It was the first time Rochester had heard of the condition, which leads to pain in various parts of the body due to the lack of oxygen circulating.
“In the 70s there was no education, no materials or resources to help families affected,” she said. So she decided to inform herself.
“I took it upon myself to look for materials and to educate myself to help my daughter,” she said. Her determination led her to others in the same situation and soon, families affected by the disease started to gather in Rochester’s basement in St. Albans.
Out of that grew the Sickle Cell Advocacy Network (QSCAN), the nonprofit organization that is another home for many.
Located at 207-08 Hollis Avenue, QSCAN helps between 300-400 families by offering a number of free services, from support groups for families and individuals affected by the condition to referrals to state and local services.
The organization receives funding from local legislators as well as individuals and Rochester works full time to make her cause more well-known, visiting schools and community health fairs, handing out educational materials.
“We work tremendously advocating for these families that often spend most of their time in the hospital,” she said.

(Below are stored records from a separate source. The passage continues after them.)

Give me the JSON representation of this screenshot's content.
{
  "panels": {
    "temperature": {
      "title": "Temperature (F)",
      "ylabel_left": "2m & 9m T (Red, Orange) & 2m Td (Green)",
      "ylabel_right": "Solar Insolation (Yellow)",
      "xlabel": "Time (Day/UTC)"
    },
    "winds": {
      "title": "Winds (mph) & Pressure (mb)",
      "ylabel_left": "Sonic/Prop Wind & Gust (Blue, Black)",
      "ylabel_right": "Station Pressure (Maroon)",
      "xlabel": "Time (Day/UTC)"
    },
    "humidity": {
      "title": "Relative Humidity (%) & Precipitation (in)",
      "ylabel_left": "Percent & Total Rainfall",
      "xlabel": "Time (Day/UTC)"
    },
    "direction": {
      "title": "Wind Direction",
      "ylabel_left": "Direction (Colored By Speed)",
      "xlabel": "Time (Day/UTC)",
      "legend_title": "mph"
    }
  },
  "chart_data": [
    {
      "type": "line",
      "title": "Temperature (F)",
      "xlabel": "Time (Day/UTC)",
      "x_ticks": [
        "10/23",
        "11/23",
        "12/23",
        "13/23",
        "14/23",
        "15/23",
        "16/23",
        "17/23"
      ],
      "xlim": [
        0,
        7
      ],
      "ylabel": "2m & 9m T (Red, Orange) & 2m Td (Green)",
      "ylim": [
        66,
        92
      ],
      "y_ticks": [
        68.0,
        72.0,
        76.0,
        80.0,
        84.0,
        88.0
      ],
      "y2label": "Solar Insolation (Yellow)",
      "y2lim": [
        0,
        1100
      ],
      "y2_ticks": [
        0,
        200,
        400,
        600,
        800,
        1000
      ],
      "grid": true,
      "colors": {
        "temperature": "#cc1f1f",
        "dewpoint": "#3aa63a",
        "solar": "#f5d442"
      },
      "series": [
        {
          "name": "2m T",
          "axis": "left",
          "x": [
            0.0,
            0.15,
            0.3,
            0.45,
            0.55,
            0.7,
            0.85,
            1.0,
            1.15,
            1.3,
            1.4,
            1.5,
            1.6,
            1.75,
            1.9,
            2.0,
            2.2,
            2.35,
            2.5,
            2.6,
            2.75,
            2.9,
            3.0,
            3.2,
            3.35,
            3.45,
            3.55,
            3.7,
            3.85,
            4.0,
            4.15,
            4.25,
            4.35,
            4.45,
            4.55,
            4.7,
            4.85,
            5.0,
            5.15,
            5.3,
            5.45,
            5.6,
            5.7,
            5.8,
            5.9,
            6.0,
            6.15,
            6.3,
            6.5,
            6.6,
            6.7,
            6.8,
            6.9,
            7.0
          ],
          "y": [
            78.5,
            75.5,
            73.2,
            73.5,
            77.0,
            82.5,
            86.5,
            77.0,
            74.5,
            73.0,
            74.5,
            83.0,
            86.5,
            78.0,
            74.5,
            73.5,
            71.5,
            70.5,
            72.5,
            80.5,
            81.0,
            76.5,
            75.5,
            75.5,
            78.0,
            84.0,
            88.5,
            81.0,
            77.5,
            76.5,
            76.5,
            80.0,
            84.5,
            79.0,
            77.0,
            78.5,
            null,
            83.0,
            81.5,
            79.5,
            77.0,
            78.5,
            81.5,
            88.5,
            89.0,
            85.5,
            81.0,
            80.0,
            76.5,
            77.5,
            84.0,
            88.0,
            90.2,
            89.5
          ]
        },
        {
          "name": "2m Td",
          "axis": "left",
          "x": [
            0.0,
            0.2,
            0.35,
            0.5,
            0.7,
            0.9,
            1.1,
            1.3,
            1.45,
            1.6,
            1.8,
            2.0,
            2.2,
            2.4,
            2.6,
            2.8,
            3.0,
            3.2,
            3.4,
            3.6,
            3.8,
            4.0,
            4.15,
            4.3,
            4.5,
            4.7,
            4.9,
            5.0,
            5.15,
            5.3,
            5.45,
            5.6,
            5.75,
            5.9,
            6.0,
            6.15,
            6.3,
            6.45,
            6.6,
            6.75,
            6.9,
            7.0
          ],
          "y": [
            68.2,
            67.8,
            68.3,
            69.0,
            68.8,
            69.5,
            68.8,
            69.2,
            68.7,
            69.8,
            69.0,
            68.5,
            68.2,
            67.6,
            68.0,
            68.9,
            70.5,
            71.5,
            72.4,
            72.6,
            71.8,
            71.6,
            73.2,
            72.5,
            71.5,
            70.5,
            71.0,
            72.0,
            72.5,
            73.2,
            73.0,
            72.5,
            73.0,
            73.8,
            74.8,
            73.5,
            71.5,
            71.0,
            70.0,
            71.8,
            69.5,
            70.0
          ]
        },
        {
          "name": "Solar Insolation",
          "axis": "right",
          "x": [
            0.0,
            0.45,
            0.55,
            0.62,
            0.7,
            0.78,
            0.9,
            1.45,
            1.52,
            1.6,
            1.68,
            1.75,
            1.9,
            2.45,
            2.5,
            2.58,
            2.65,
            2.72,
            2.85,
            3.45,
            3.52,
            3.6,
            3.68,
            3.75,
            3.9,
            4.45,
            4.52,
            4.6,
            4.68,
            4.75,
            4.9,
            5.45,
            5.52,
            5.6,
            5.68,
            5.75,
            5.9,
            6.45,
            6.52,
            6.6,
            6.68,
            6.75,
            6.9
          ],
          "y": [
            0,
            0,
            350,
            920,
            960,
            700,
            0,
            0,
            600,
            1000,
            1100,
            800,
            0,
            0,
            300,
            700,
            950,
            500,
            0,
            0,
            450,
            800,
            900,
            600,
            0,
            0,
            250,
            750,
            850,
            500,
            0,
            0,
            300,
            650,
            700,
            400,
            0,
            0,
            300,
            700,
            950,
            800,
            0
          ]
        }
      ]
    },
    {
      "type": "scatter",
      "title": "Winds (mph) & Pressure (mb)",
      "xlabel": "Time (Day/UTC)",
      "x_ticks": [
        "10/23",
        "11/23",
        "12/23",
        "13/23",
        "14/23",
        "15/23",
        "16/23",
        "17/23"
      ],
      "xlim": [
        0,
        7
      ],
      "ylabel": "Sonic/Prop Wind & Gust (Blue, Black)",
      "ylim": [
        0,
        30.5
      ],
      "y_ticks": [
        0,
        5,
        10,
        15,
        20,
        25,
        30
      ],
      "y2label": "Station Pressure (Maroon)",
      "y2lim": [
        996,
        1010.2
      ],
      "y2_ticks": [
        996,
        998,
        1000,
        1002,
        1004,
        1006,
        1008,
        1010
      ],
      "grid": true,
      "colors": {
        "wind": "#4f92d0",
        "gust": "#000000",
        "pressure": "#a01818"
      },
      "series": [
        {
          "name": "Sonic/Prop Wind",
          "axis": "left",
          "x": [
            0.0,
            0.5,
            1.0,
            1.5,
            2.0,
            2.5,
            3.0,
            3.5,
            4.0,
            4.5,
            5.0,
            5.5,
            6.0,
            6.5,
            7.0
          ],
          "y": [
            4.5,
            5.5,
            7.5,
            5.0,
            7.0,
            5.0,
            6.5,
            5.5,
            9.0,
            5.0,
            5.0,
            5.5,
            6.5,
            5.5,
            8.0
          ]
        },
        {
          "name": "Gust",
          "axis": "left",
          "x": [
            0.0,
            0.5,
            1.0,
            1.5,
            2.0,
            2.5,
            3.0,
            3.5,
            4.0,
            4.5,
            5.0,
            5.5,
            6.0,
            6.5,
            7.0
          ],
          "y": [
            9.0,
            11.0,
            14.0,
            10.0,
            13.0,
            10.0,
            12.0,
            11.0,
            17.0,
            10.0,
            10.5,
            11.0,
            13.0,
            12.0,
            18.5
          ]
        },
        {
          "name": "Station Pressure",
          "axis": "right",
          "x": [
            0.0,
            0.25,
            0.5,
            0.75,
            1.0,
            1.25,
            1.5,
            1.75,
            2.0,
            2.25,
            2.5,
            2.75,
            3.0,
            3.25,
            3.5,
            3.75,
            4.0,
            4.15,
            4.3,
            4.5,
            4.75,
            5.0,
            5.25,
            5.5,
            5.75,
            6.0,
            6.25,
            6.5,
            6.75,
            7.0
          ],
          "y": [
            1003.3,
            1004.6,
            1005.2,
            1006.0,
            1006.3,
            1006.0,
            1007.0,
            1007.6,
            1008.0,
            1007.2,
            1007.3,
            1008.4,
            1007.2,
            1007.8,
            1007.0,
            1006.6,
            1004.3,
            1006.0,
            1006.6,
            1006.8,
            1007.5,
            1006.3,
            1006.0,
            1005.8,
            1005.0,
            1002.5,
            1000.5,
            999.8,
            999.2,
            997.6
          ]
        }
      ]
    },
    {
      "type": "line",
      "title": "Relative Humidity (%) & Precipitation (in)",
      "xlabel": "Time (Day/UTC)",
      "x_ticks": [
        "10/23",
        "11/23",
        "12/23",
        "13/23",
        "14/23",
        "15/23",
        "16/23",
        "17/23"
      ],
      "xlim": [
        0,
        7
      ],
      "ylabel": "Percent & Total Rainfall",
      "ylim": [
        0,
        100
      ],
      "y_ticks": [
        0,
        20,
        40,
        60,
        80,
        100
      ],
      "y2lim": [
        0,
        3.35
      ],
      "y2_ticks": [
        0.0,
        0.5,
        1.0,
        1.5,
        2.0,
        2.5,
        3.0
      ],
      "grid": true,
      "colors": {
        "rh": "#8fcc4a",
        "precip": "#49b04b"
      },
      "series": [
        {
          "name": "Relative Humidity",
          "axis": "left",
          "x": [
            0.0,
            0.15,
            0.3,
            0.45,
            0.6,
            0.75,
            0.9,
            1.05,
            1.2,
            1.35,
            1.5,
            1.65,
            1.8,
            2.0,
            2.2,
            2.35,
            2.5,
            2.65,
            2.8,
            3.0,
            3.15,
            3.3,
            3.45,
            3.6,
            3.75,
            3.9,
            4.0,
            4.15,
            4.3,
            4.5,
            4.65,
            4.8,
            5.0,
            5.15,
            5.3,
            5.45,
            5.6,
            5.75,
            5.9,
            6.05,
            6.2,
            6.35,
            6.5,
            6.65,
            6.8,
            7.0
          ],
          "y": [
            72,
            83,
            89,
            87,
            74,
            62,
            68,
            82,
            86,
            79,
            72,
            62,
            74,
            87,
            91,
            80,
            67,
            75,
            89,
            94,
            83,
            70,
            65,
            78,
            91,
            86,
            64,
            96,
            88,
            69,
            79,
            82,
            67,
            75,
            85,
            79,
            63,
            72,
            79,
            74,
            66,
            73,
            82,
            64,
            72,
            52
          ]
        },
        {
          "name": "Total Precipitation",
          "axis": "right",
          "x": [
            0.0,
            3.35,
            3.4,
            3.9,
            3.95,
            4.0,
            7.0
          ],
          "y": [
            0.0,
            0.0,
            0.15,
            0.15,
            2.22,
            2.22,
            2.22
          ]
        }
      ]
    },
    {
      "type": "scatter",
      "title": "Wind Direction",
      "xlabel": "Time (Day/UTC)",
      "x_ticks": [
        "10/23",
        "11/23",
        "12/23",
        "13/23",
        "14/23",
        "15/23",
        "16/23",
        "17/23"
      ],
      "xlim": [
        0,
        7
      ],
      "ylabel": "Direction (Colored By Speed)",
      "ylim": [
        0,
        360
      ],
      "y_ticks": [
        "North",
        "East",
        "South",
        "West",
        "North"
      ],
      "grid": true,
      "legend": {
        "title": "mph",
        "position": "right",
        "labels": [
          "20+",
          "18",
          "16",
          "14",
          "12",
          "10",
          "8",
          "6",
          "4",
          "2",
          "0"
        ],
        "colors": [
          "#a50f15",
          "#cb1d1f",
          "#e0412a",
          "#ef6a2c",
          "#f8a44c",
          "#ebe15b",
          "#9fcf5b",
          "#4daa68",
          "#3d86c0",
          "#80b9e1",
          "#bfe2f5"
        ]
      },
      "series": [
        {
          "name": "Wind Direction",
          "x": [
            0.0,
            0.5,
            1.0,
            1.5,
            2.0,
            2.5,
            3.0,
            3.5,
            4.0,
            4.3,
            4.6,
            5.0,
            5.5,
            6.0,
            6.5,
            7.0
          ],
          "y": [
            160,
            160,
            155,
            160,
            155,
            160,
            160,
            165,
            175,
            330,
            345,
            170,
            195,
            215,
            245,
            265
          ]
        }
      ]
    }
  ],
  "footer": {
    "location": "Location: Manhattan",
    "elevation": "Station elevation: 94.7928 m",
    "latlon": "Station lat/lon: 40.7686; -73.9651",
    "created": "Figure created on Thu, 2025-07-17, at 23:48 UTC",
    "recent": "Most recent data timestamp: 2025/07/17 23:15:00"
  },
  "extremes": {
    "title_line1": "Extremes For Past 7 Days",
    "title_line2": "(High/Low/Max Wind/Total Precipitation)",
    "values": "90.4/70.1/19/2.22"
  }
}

Currently there is no cure for the disease but successful bone marrow transplantations have been done on patients and Rochester’s daughter is still alive despite the condition. She is married with three sickle cell-free children.
Rochester stressed that more needs to be done in terms of advocating for sickle cell research and QSCAN, which was recently named the official New York chapter of the Sickle Cell Association of America, is doing its part to provide a tight-knit community of support for individuals.
“Some have been with me since they were babies; some are grown up and married” she said. “The reward I get is from them.”